«Cerchiamo casa a 190 profughi»
I sindaci: «40 € servono a poco»

Un vertice negli uffici della Regione tra una rappresentanza di una sessantina di amministratori locali e Roberto Giarola di reperire strutture idonee all'accoglienza dei profughi dal Nord Africa in Lombardia.

Un vertice negli uffici della Regione tra una rappresentanza di una sessantina di amministratori locali e Roberto Giarola, incaricato dal capo dipartimento della Protezione civile nazionale Franco Gabrielli, di reperire strutture idonee all'accoglienza dei profughi dal Nord Africa in Lombardia.

Secondo le stime, nella Bergamasca, ci si potrebbe dunque preparare a dare casa ai primi 190 migranti in fuga dalla guerra.

Tiepida la reazione degli amministratori locali orobici in questo primo incontro in via XX Settembre. In generale i presenti hanno ascoltato la relazione del delegato e apprezzato l'estrema umiltà nella richiesta di collaborazione rivolta da Giarola. D'altro canto però in molti hanno ribadito la difficoltà a sobbarcarsi una nuova accoglienza in un momento in cui sugli enti locali ricadono continue emergenze in un clima di progressivi tagli.
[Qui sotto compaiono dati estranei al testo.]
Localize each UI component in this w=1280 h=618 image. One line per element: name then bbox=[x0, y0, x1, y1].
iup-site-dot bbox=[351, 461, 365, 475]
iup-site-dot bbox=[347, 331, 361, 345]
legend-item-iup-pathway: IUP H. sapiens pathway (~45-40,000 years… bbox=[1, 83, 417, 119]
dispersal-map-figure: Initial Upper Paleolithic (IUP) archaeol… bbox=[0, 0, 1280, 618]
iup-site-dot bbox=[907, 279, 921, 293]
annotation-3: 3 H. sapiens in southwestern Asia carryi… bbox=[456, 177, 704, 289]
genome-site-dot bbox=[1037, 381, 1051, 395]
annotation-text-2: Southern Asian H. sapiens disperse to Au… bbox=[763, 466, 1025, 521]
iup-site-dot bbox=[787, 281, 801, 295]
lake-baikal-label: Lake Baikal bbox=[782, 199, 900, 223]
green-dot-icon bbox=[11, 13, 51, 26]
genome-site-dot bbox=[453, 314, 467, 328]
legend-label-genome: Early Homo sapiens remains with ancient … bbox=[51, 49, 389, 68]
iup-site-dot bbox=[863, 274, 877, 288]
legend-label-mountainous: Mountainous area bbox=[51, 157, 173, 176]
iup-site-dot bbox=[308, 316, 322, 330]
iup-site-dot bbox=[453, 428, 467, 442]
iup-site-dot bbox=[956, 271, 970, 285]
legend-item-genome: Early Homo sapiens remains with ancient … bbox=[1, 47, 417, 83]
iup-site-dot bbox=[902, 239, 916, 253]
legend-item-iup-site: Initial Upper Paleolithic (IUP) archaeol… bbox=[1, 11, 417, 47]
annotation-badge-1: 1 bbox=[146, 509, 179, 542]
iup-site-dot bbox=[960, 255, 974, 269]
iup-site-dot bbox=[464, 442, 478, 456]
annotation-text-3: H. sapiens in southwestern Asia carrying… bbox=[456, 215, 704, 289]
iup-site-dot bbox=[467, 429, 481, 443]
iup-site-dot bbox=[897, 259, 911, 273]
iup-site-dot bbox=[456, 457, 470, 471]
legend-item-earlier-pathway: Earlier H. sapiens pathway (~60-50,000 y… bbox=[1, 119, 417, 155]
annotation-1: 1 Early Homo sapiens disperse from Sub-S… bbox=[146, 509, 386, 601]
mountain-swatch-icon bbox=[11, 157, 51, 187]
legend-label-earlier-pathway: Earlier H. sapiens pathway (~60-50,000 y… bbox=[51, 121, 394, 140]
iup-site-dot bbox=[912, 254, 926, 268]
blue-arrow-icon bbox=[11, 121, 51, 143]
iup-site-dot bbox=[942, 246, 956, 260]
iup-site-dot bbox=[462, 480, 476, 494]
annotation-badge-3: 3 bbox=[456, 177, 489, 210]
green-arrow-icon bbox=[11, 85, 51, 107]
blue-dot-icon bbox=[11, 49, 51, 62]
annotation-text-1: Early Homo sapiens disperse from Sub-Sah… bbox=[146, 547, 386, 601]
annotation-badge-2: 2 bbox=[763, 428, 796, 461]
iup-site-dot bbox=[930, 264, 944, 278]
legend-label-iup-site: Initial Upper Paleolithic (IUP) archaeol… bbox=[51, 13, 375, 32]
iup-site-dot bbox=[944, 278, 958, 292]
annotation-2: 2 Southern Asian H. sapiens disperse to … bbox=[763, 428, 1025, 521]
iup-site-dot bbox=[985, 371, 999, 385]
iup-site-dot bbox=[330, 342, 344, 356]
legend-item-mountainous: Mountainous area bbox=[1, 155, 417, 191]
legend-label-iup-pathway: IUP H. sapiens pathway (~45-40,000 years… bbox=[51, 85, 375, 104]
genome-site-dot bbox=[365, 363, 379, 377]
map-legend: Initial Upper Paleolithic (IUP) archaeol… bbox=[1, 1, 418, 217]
Fa sintesi Leonio Callioni, assessore ai Servizi sociali del Comune di Bergamo: «Un amministratore locale, in questo clima di tagli pesanti proprio ai Servizi sociali, si trova tutti i giorni a rispondere alle fragilità già presenti del territorio con estrema difficoltà – riflette –: adesso ci viene chiesto di rispondere a una nuova emergenza con il rischio di dover sottrarre nuove risorse a quelle persone che incontriamo tutti i giorni e a cui diciamo dei no perché non riusciamo a far quadrare i conti. Va considerato poi che accogliere i profughi non significa solo dare vitto e alloggio: significa provvedere al loro inserimento sociale, dai bimbi a scuola alle cure mediche per chi ha problemi. La coperta è troppo corta e i 40 euro a persona ventilati dal delegato Giarola non sono sufficienti. Rischiamo solo di aumentare la tensione sociale e non riuscire nell'intento di una vera integrazione».